Das Grusel-Grätzl im Nobelbezirk Alsergrund  (Bild: zet)

Das Grusel- Grätzl im Nobelbezirk Alsergrund

Der Alsergrund - seit hundert Jahren ein Wiener Nobelbezirk. Aber er hat auch seine Schattenseiten. Die Liechtensteinstraße verkommt immer mehr - City4U berichtete  - und auch das Uni- Viertel zwischen Augasse und Althanstraße präsentiert sich mittlerweile wie ein heruntergekommenes Grätzl in einer bulgarischen Stadt im Jahr 1983. City4U wagte den Lokalaugenschein.

Was in den 1970er Jahren als letzter architektonischer Schrei und top- modern galt, ist heute nur noch gruselig.
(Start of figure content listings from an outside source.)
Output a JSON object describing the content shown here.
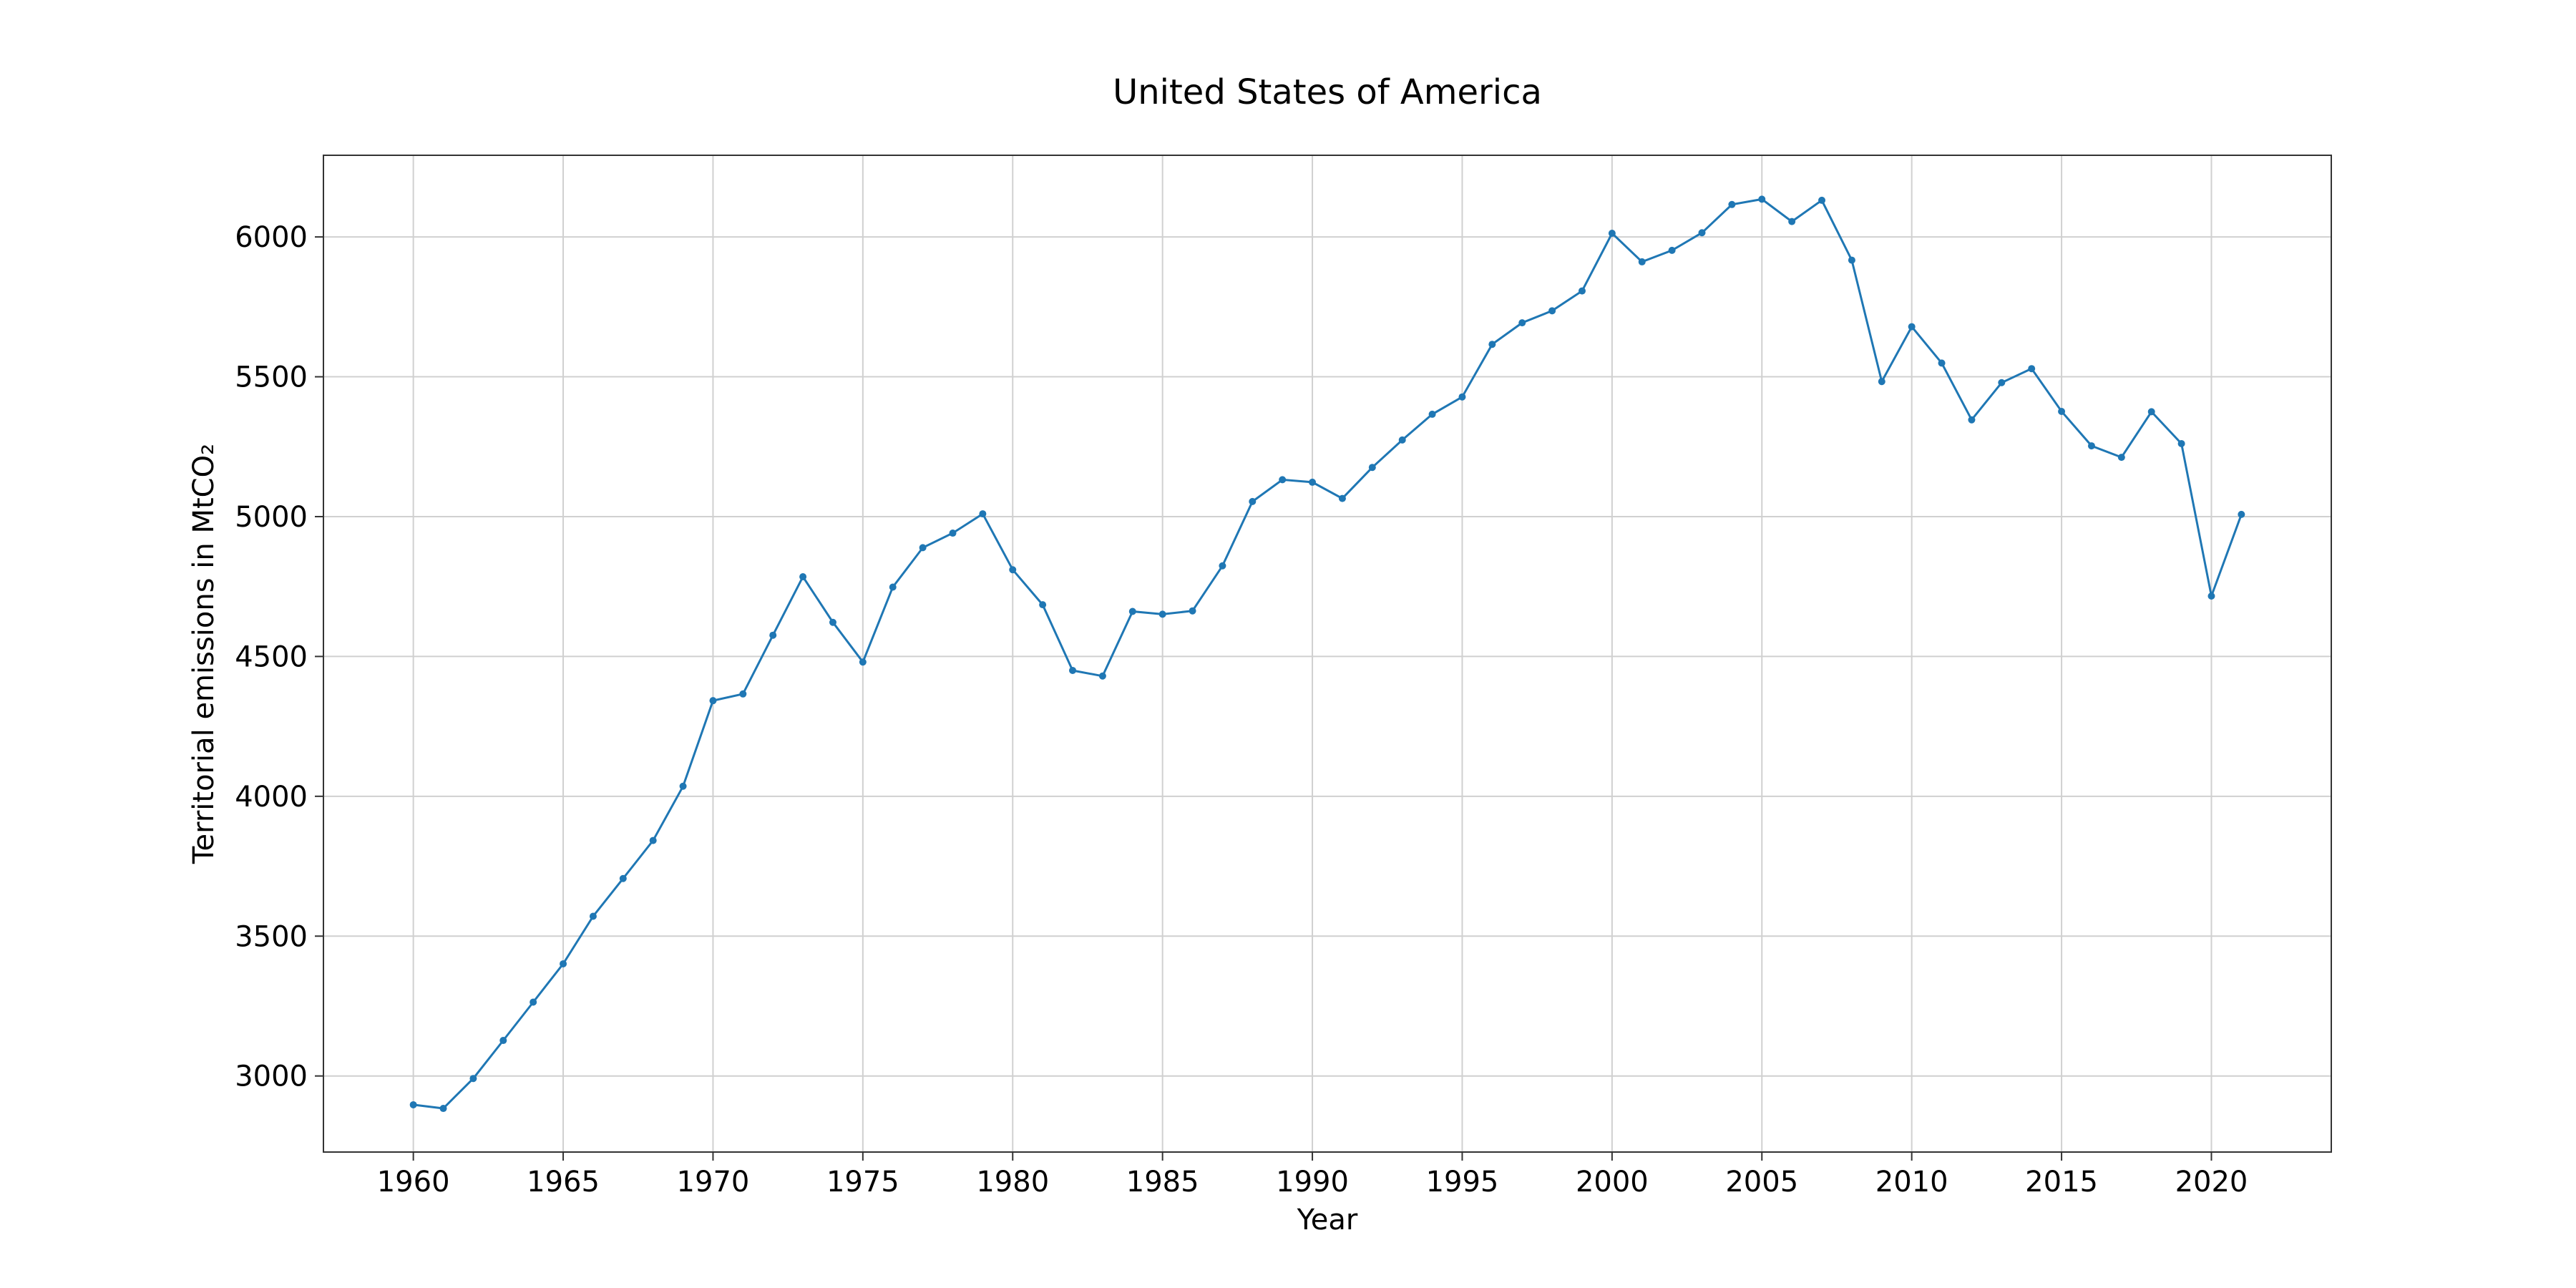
{
  "chart_data": {
    "type": "line",
    "title": "United States of America",
    "xlabel": "Year",
    "ylabel": "Territorial emissions in MtCO₂",
    "xlim": [
      1957,
      2024
    ],
    "ylim": [
      2728,
      6292
    ],
    "x_ticks": [
      1960,
      1965,
      1970,
      1975,
      1980,
      1985,
      1990,
      1995,
      2000,
      2005,
      2010,
      2015,
      2020
    ],
    "y_ticks": [
      3000,
      3500,
      4000,
      4500,
      5000,
      5500,
      6000
    ],
    "grid": true,
    "legend": "none",
    "line_color": "#1f77b4",
    "x": [
      1960,
      1961,
      1962,
      1963,
      1964,
      1965,
      1966,
      1967,
      1968,
      1969,
      1970,
      1971,
      1972,
      1973,
      1974,
      1975,
      1976,
      1977,
      1978,
      1979,
      1980,
      1981,
      1982,
      1983,
      1984,
      1985,
      1986,
      1987,
      1988,
      1989,
      1990,
      1991,
      1992,
      1993,
      1994,
      1995,
      1996,
      1997,
      1998,
      1999,
      2000,
      2001,
      2002,
      2003,
      2004,
      2005,
      2006,
      2007,
      2008,
      2009,
      2010,
      2011,
      2012,
      2013,
      2014,
      2015,
      2016,
      2017,
      2018,
      2019,
      2020,
      2021
    ],
    "values": [
      2897,
      2884,
      2991,
      3127,
      3264,
      3401,
      3571,
      3706,
      3842,
      4036,
      4342,
      4366,
      4576,
      4785,
      4622,
      4480,
      4748,
      4889,
      4941,
      5010,
      4810,
      4685,
      4450,
      4430,
      4661,
      4651,
      4663,
      4824,
      5054,
      5132,
      5123,
      5065,
      5176,
      5274,
      5366,
      5428,
      5616,
      5693,
      5736,
      5807,
      6013,
      5911,
      5952,
      6015,
      6116,
      6135,
      6055,
      6131,
      5917,
      5483,
      5679,
      5549,
      5346,
      5479,
      5529,
      5376,
      5253,
      5212,
      5375,
      5261,
      4716,
      5008
    ]
  }
}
Im Uni- Grätzl tobten sich die Architekten damals mit Bunkerarchitektur aus, die sie großflächig mit Waschbetonplatten verkleideten.

Tausende Studenten pilgerten jeden Tag dort hin, um sich schon allein vom Anblick der Betonklötze die Laune verderben zu lassen.

Während es sich die Studenten der Wirtschaftsuniversität seit 2013 verbessern konnten - sie übersiedelten auf den neuen Campus beim Prater, müssen ihre Kolleginnen und Kollegen von anderen Fachrichtungen noch bleiben.

Das Universitätszentrum Althanstraße, kurz UZA, beherbergt Biologie- und Zoologiestudenten, die Uni für Theater- Film und Medienwissenschaft und das Pharmaziezentrum. Eine dreiteilige Kunstinstallation erleichtert es ihnen, den Eingang zu finden.

Zusammenfassung: Eine Orgie aus Beton und Waschbeton in verwittertem Zustand - unfassbar, dass dieser Baustil einmal angesagt war.